The paper tackles the challenge of integrating semantic object-level landmarks into SLAM by deriving a formulation that uses dual quadrics as 3D landmark representations, showing that 2D bounding boxes from object detection can directly constrain these parameters, and demonstrates joint estimation of robot pose and quadrics in factor graph SLAM with a monocular camera.
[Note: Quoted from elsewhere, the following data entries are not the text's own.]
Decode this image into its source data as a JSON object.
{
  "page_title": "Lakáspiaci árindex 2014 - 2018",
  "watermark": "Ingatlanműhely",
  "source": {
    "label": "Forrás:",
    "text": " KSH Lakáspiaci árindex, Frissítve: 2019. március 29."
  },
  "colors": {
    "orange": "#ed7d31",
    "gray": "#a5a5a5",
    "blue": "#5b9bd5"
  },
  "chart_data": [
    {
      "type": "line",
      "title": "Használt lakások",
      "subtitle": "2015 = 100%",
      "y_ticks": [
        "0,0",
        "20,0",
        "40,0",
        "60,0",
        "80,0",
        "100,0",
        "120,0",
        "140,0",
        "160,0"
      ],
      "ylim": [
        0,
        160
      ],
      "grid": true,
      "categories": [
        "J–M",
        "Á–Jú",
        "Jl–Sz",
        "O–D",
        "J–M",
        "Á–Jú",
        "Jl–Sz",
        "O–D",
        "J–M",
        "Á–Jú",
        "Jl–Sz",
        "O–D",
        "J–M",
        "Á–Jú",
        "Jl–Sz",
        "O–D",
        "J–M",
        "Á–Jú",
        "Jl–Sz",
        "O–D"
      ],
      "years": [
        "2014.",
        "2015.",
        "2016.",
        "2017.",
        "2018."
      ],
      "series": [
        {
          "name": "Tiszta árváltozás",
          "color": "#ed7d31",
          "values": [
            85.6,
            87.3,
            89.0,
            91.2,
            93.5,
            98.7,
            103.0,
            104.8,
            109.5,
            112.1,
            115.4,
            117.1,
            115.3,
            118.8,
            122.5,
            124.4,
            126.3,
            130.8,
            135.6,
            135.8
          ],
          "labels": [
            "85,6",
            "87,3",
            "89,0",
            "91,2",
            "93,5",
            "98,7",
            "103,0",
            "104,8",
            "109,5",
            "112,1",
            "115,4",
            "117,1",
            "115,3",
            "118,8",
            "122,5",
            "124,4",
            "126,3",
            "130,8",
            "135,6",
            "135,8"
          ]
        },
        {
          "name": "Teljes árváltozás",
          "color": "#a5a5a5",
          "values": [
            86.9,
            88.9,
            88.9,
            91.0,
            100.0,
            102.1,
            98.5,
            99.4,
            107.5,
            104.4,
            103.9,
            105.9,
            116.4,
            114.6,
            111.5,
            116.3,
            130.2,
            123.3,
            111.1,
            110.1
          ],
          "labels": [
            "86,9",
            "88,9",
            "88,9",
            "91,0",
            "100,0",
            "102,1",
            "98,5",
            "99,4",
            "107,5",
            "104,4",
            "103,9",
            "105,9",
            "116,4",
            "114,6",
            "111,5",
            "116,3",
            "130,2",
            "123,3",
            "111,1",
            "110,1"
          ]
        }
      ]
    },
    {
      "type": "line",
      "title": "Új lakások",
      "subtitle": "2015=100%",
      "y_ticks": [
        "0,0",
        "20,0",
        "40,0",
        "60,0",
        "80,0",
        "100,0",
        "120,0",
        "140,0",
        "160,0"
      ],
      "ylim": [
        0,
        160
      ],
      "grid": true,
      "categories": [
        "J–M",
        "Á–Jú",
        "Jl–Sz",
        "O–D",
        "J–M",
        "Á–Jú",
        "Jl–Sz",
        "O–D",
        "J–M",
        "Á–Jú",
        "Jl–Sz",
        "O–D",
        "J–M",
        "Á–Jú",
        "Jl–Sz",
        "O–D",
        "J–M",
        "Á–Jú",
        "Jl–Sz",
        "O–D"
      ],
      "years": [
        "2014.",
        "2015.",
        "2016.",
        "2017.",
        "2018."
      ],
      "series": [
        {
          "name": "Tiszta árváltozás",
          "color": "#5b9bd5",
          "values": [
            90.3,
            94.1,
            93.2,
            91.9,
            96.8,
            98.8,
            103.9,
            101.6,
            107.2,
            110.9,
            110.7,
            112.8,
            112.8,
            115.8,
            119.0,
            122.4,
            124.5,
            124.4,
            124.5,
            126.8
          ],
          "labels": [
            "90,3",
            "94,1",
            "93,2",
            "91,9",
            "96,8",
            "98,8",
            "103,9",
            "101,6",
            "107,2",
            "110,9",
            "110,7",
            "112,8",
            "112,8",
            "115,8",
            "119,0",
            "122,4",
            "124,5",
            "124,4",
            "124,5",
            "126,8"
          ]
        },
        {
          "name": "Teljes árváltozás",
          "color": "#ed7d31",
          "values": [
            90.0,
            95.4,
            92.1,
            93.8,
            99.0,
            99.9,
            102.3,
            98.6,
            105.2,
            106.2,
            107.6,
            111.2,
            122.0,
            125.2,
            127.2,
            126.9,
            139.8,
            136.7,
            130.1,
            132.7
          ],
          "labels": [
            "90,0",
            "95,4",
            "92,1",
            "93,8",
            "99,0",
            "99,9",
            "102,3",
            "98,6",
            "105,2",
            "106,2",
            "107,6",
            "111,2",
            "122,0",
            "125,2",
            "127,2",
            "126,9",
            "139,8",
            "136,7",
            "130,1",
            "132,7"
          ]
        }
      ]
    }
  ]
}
Research in Simultaneous Localization And Mapping (SLAM) is increasingly moving towards richer world representations involving objects and high level features that enable a semantic model of the world for robots, potentially leading to a more meaningful set of robot-world interactions. Many of these advances are grounded in state-of-the-art computer vision techniques primarily developed in the context of image-based benchmark datasets, leaving several challenges to be addressed in adapting them for use in robotics. In this paper, we derive a formulation for Simultaneous Localization And Mapping (SLAM) that uses dual quadrics as 3D landmark representations, and show how 2D bounding boxes (such as those typically obtained from visual object detection systems) can directly constrain the quadric parameters. Our paper demonstrates how to jointly estimate the robot pose and dual quadric parameters in factor graph based SLAM with a general perspective camera, and covers the use-cases of a robot moving with a monocular camera with and without the availability of additional depth information.